«In una democrazia parlamentare e rappresentativa le leggi le fa il Parlamento, il sistema del referendum previsto dalla nostra costituzione è soltanto abrogativo, per cui pensare di fare le riforme soltanto attraverso l'abrogazione di alcune norme rischia di dare delle norme che non sono omogenee. Credo quindi che sia il Parlamento che deve lavorare».

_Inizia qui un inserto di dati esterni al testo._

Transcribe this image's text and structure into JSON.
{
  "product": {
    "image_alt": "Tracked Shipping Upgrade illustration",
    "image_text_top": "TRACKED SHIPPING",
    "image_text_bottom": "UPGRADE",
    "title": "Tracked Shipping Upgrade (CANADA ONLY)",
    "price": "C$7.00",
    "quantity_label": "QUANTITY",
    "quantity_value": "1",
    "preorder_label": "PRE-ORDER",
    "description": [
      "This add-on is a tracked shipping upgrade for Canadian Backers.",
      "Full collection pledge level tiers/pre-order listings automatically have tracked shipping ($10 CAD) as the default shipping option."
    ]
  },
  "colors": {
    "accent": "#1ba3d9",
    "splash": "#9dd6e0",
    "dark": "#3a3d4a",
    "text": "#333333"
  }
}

David Ermini, vicepresidente del Csm, boccia il metodo dei quesiti referendari sulla giustizia promossi dai radicali, sostenuti dalla Lega, Forza Italia e Italia Viva, tra cui la responsabilità civile dei magistrati e la separazione delle carriere. Anche l'Anm aveva fatto muro col suo presidente Giuseppe Santalucia, che aveva evocato «una ferma reazione a questo tipo di metodo», perché il referendum «fa intendere la volontà di chiamare il popolo a una valutazione di gradimento della magistratura, quasi a voler formalizzare e cristallizzare i risultati dei vari sondaggi di opinione che danno in discesa l'apprezzamento della magistratura».

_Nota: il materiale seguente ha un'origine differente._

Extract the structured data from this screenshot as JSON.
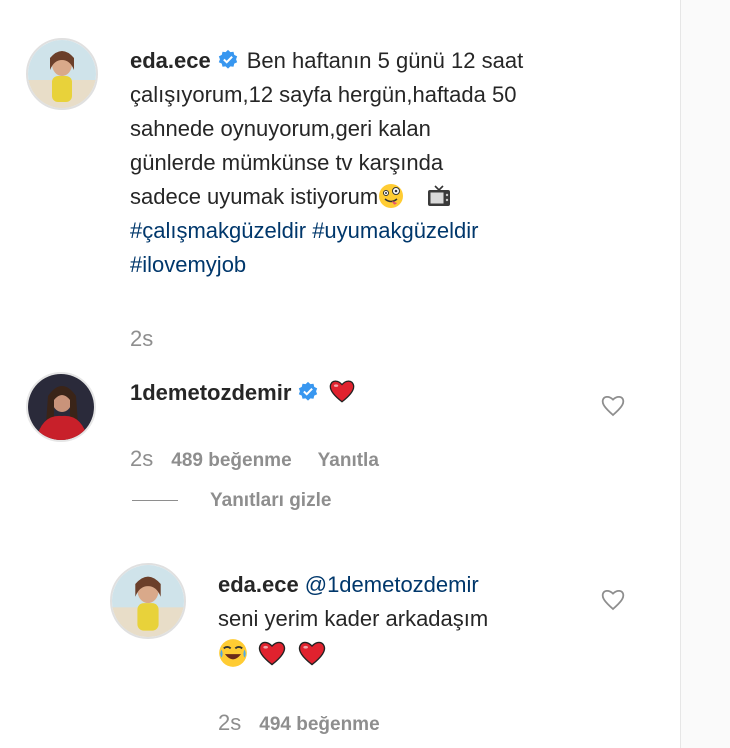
{
  "post": {
    "username": "eda.ece",
    "text_lines": [
      "Ben haftanın 5 günü 12 saat",
      "çalışıyorum,12 sayfa hergün,haftada 50",
      "sahnede oynuyorum,geri kalan",
      "günlerde mümkünse tv karşında",
      "sadece uyumak istiyorum"
    ],
    "hashtags_line1": "#çalışmakgüzeldir #uyumakgüzeldir",
    "hashtags_line2": "#ilovemyjob",
    "time": "2s"
  },
  "comment": {
    "username": "1demetozdemir",
    "time": "2s",
    "likes": "489 beğenme",
    "reply_label": "Yanıtla"
  },
  "hide_replies_label": "Yanıtları gizle",
  "reply": {
    "username": "eda.ece",
    "mention": "@1demetozdemir",
    "text": "seni yerim kader arkadaşım",
    "time": "2s",
    "likes": "494 beğenme"
  },
  "colors": {
    "verified": "#3897f0",
    "hashtag": "#00376b",
    "heart": "#ed4956",
    "meta": "#8e8e8e"
  },
  "icons": [
    "verified-badge-icon",
    "zany-face-emoji",
    "tv-emoji",
    "red-heart-emoji",
    "joy-emoji",
    "heart-outline-icon"
  ]
}
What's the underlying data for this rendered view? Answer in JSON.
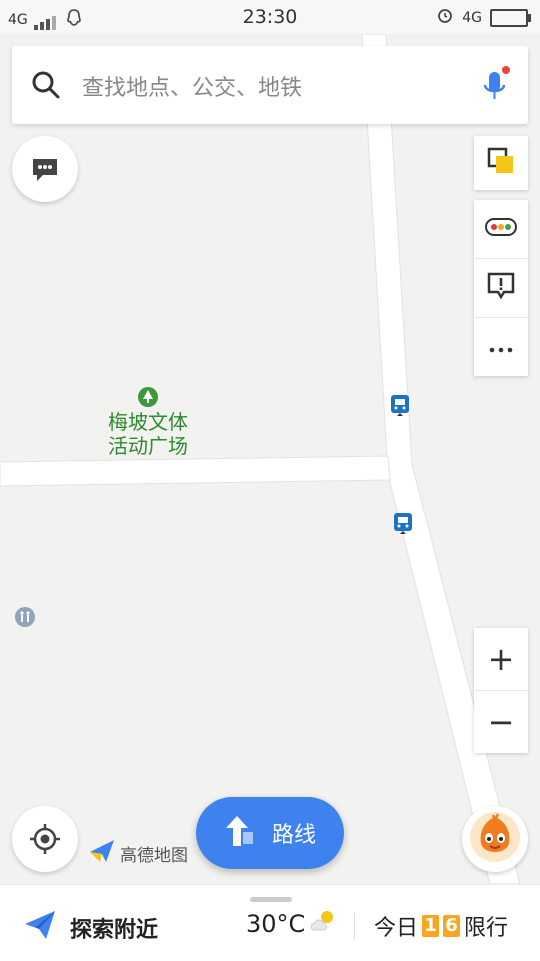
{
  "status_bar": {
    "network_left": "4G",
    "time": "23:30",
    "network_right": "4G"
  },
  "search": {
    "placeholder": "查找地点、公交、地铁"
  },
  "map": {
    "poi_line1": "梅坡文体",
    "poi_line2": "活动广场"
  },
  "controls": {
    "zoom_in": "+",
    "zoom_out": "−"
  },
  "logo": {
    "text": "高德地图"
  },
  "route_button": {
    "label": "路线"
  },
  "bottom_bar": {
    "explore_label": "探索附近",
    "temperature": "30°C",
    "restrict_prefix": "今日",
    "restrict_digit1": "1",
    "restrict_digit2": "6",
    "restrict_suffix": "限行"
  },
  "colors": {
    "accent": "#3d82ef",
    "poi_green": "#2f8a2f",
    "restrict_orange": "#f5a623",
    "bus_blue": "#1a73c7"
  }
}
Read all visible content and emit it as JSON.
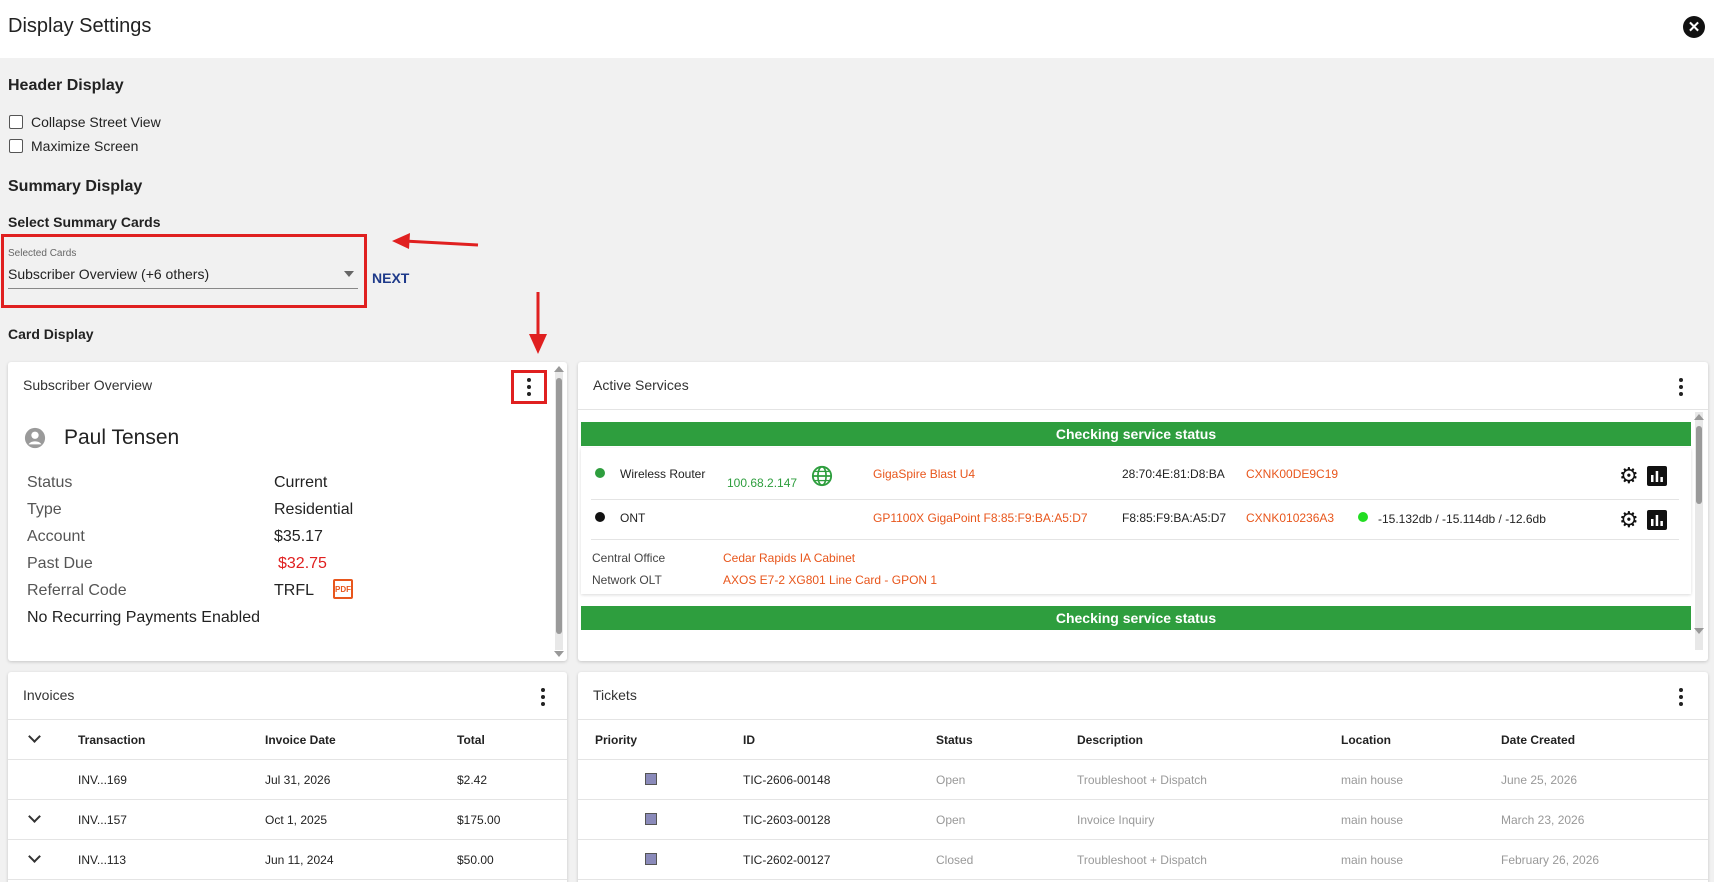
{
  "dialog": {
    "title": "Display Settings"
  },
  "header_display": {
    "heading": "Header Display",
    "options": [
      {
        "label": "Collapse Street View",
        "checked": false
      },
      {
        "label": "Maximize Screen",
        "checked": false
      }
    ]
  },
  "summary_display": {
    "heading": "Summary Display",
    "select_heading": "Select Summary Cards",
    "select_label": "Selected Cards",
    "select_value": "Subscriber Overview (+6 others)",
    "next_label": "NEXT",
    "card_display_heading": "Card Display"
  },
  "subscriber_overview": {
    "title": "Subscriber Overview",
    "name": "Paul Tensen",
    "fields": [
      {
        "key": "Status",
        "value": "Current"
      },
      {
        "key": "Type",
        "value": "Residential"
      },
      {
        "key": "Account",
        "value": "$35.17"
      },
      {
        "key": "Past Due",
        "value": "$32.75"
      },
      {
        "key": "Referral Code",
        "value": "TRFL"
      }
    ],
    "note": "No Recurring Payments Enabled",
    "pdf_icon_text": "PDF"
  },
  "active_services": {
    "title": "Active Services",
    "status_text": "Checking service status",
    "devices": [
      {
        "name": "Wireless Router",
        "ip": "100.68.2.147",
        "model": "GigaSpire Blast U4",
        "mac": "28:70:4E:81:D8:BA",
        "serial": "CXNK00DE9C19",
        "signal": ""
      },
      {
        "name": "ONT",
        "ip": "",
        "model": "GP1100X GigaPoint F8:85:F9:BA:A5:D7",
        "mac": "F8:85:F9:BA:A5:D7",
        "serial": "CXNK010236A3",
        "signal": "-15.132db / -15.114db / -12.6db"
      }
    ],
    "info": [
      {
        "key": "Central Office",
        "value": "Cedar Rapids IA Cabinet"
      },
      {
        "key": "Network OLT",
        "value": "AXOS E7-2 XG801 Line Card - GPON 1"
      }
    ]
  },
  "invoices": {
    "title": "Invoices",
    "columns": [
      "Transaction",
      "Invoice Date",
      "Total"
    ],
    "rows": [
      {
        "transaction": "INV...169",
        "date": "Jul 31, 2026",
        "total": "$2.42",
        "expandable": false
      },
      {
        "transaction": "INV...157",
        "date": "Oct 1, 2025",
        "total": "$175.00",
        "expandable": true
      },
      {
        "transaction": "INV...113",
        "date": "Jun 11, 2024",
        "total": "$50.00",
        "expandable": true
      }
    ]
  },
  "tickets": {
    "title": "Tickets",
    "columns": [
      "Priority",
      "ID",
      "Status",
      "Description",
      "Location",
      "Date Created"
    ],
    "rows": [
      {
        "id": "TIC-2606-00148",
        "status": "Open",
        "description": "Troubleshoot + Dispatch",
        "location": "main house",
        "date": "June 25, 2026"
      },
      {
        "id": "TIC-2603-00128",
        "status": "Open",
        "description": "Invoice Inquiry",
        "location": "main house",
        "date": "March 23, 2026"
      },
      {
        "id": "TIC-2602-00127",
        "status": "Closed",
        "description": "Troubleshoot + Dispatch",
        "location": "main house",
        "date": "February 26, 2026"
      }
    ]
  },
  "colors": {
    "accent_orange": "#e8561c",
    "status_green": "#2e9e3e",
    "annotation_red": "#e02020",
    "link_navy": "#1e3a8a"
  }
}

Intanto però le firme hanno «superato quota 750mila - dice Giuseppe Rossodivita, responsabile Giustizia del partito Radicale - ma cerchiamo di raccoglierle fino all'ultimo momento utile per presentaci con il maggior numero possibile». Hanno sottoscritto i sei quesiti «anche elettori di quei partiti che hanno preso una posizione negativa», su tutti il Pd. Sullo sfondo l'impatto dello scandalo Palamara che ha terremotato magistratura e Csm, e che ha spinto molti ad avvicinarsi ai gazebo: «L'opinione pubblica - continua Rossodivita - ha potuto conoscere certe dinamiche che governano magistratura, e la percezione è che ci sia una necessità urgente di cambiamento. Tra le persone in fila per firmare il 90% ha avuto suo malgrado a che fare con contesti di malagiustizia». Del resto la riforma Cartabia che ha spaccato la maggioranza prima di essere approvata interviene sul processo penale ma «non sfiora minimamente i temi da noi posti. Non si è mai parlato in questo governo di responsabilità civile, mai di limitazione all'abuso della custodia cautelare, sono temi che non erano neanche nell'agenda iniziale, perché la riforma era legata alla necessità di poter utilizzare i fondi del Pnrr. Queste cose sono rimaste indietro e continuano a non essere nell'agenda». È in agenda invece la riforma del Csm, travolto nel maggio 2019 dall'inchiesta della procura di Perugia che mentre indagava Palamara per corruzione ha scoperchiato le trame dell'hotel Champagne sulla procura di Roma. «Ma non siamo fiduciosi - spiega Rossodivita - I lavori usciti dalla commissione Luciani sono deludenti e frutto della dettatura dell'Anm». Nel testo base della riforma il metodo del sorteggio per l'elezione dei togati - considerato da una parte della stessa magistratura l'unico rimedio contro il correntismo - non c'è.
Ma c'è un nuovo sistema elettorale che dovrebbe limitare l'influenza delle correnti. «Di sorteggio non se ne parla proprio. Per questo temiamo che sarà solo un piccolo maquillage che servirà a non cambiare nulla. Nell'interesse di qualcuno».